Last year, the accelerating redevelopment of West Central found the beloved but ramshackle Sunset Inn standing in the way of progress, so Manzano Day School scraped it off the scene before preservationists could get their act together to save it.

The school’s new building may provide a more efficient use of the space than the drafty old adobe structure did, but once it was gone, a hole opened in this community’s links to its historic past that will never be filled. It was a clear example of how preserving our past will never sell to the money lenders—
if the criterion for judging is limited to immediate profitability.

Yet when a broader perspective is taken, it truly makes good business sense for a community to deliberately preserve relics. They are, after all, what set us apart from 50 other burgs on the urban wannabe landscape.

If, instead of forgetting and obliterating them, we can figure out how to
feature or even enhance them, how to blend them into the new construction that is taking place, we will have added value to the process of physically renewing ourselves by reinforcing our sense of place and time.

That’s the challenge facing two other developments trying to make the leap from inspiration to reality.

The first is the attempt by its new owners to transform the venerable La Posada in Downtown; honoring in the process (not in any way destroying) its very special place in Albuquerque history. They will need financial assistance to realize their plan, in the form of Industrial Revenue Bonds that have been requested from the county.

It will require a truly long-range view to see this project through to completion. The crucial point, though, is that here are business people who are prepared to avoid the short-cuts to financial payoff in order to make sure this priceless gem of a hotel is not bowdlerized, demolished or converted, but brought into the 21
st century so we can all appreciate just how beautiful and wonderful the time and the community were that first gave it life.

A few blocks west, however, a group of developers has decided to seek approval to bulldoze both the Sandia Theater (an example of Pueblo deco architecture from the ’30s) and the rear portion of the Horn Oil Company complex next to Garcia’s. That complex is a National Historic and State cultural property, an example of the classic Route 66 filling station/motel combinations that once peppered the entire route.

The developers say they considered preserving both buildings.
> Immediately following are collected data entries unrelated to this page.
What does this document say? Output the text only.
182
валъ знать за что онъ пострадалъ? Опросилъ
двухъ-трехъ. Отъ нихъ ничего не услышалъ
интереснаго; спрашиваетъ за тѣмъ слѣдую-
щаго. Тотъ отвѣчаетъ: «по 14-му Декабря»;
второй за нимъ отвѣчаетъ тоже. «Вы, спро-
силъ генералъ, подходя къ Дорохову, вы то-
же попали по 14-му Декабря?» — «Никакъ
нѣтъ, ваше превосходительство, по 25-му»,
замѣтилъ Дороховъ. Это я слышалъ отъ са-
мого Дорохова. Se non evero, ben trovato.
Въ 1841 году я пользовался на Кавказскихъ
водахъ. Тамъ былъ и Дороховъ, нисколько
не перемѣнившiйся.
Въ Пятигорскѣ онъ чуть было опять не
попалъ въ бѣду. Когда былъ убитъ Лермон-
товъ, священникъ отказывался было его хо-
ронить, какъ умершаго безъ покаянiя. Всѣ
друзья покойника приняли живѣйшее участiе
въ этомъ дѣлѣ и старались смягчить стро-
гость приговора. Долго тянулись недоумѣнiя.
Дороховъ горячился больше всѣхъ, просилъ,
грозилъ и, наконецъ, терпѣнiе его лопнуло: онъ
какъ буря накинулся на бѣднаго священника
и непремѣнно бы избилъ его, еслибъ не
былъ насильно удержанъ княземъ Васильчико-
The Sandia is now a transmission repair shop and the Horn complex is rented for single occupancy apartments in back and a bus station and malt shop in front.

Ultimately, the developers judged the cost of preserving and converting to other uses would be too great, so their plan is to scrape the apartments and transmission shop and preserve a street façade of the filling station, converted to offices.
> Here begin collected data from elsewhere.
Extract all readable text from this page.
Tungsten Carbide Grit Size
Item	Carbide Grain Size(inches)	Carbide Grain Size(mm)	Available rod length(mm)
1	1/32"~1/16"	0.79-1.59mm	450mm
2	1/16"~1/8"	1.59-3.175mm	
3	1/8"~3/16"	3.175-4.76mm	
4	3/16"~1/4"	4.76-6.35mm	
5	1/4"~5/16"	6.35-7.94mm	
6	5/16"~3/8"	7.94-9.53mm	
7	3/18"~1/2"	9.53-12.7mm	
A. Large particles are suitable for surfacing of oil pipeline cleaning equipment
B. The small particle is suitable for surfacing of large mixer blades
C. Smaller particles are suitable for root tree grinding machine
Two neighborhoods are at odds over the plan, with the Huning Castle group supporting it and the Downtown Neighborhoods Association opposing it, holding out for substituting some way of preserving at least the Horn Oil historic structure.

The entire issue may wind up back at the Environmental Planning Commission, where a hearing officer recommended it should be remanded, or in the City Council’s lap, where only the hottest of potatoes wind up.
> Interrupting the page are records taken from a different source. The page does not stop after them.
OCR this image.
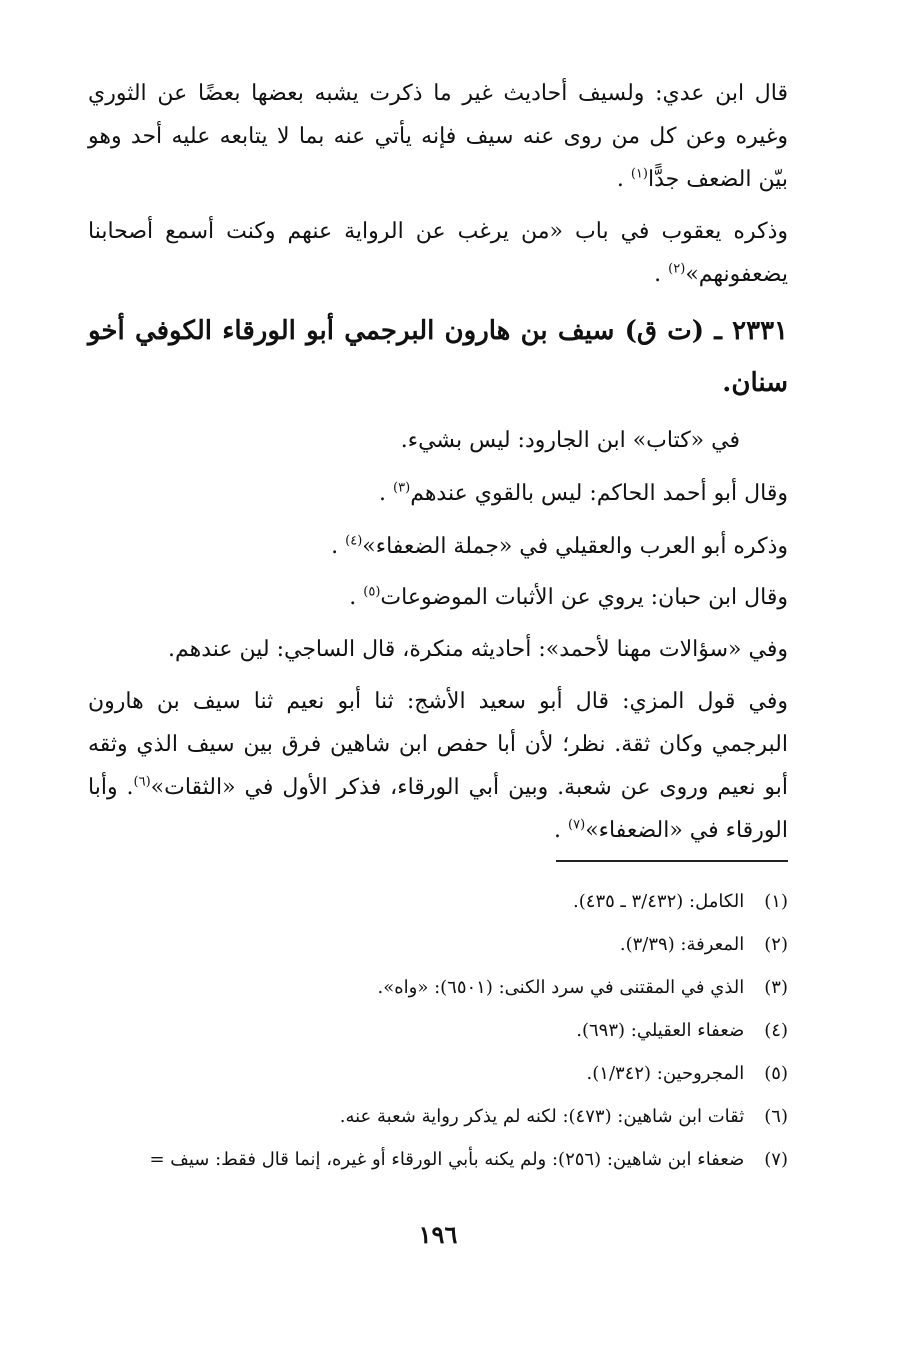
قال ابن عدي: ولسيف أحاديث غير ما ذكرت يشبه بعضها بعضًا عن الثوري وغيره وعن كل من روى عنه سيف فإنه يأتي عنه بما لا يتابعه عليه أحد وهو بيّن الضعف جدًّا$^{(١)}$ .

وذكره يعقوب في باب «من يرغب عن الرواية عنهم وكنت أسمع أصحابنا يضعفونهم»$^{(٢)}$ .

٢٣٣١ ـ (ت ق) سيف بن هارون البرجمي أبو الورقاء الكوفي أخو سنان.
في «كتاب» ابن الجارود: ليس بشيء.
وقال أبو أحمد الحاكم: ليس بالقوي عندهم$^{(٣)}$ .
وذكره أبو العرب والعقيلي في «جملة الضعفاء»$^{(٤)}$ .
وقال ابن حبان: يروي عن الأثبات الموضوعات$^{(٥)}$ .
وفي «سؤالات مهنا لأحمد»: أحاديثه منكرة، قال الساجي: لين عندهم.

وفي قول المزي: قال أبو سعيد الأشج: ثنا أبو نعيم ثنا سيف بن هارون البرجمي وكان ثقة. نظر؛ لأن أبا حفص ابن شاهين فرق بين سيف الذي وثقه أبو نعيم وروى عن شعبة. وبين أبي الورقاء، فذكر الأول في «الثقات»$^{(٦)}$. وأبا الورقاء في «الضعفاء»$^{(٧)}$ .

(١) الكامل: (٣/٤٣٢ ـ ٤٣٥).
(٢) المعرفة: (٣/٣٩).
(٣) الذي في المقتنى في سرد الكنى: (٦٥٠١): «واه».
(٤) ضعفاء العقيلي: (٦٩٣).
(٥) المجروحين: (١/٣٤٢).
(٦) ثقات ابن شاهين: (٤٧٣): لكنه لم يذكر رواية شعبة عنه.
(٧) ضعفاء ابن شاهين: (٢٥٦): ولم يكنه بأبي الورقاء أو غيره، إنما قال فقط: سيف =
١٩٦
At the very least, the issue highlights how difficult it is to balance the twin goals of preserving our history and redeveloping our rundown present. For years, it was easy enough to speak glowingly of our “unique built heritage” when we mostly were busy building strip malls across the Heights.

Urban redevelopment, though, has once again brought us face-to-face with the need for the city fathers to unequivocally state the preeminence of saving our past. Until they do, we’ll see Route 66 gems turned into parking lots for particle board and stucco fabrications from one end of town to the other.

In a crowning irony, the city is preparing to host the 80
th anniversary celebration of Route 66, June 23 to 25. Thousands of enthusiasts are expected from around the world … just as the fate of one of the Mother Road’s most unique historic motels is up in the air.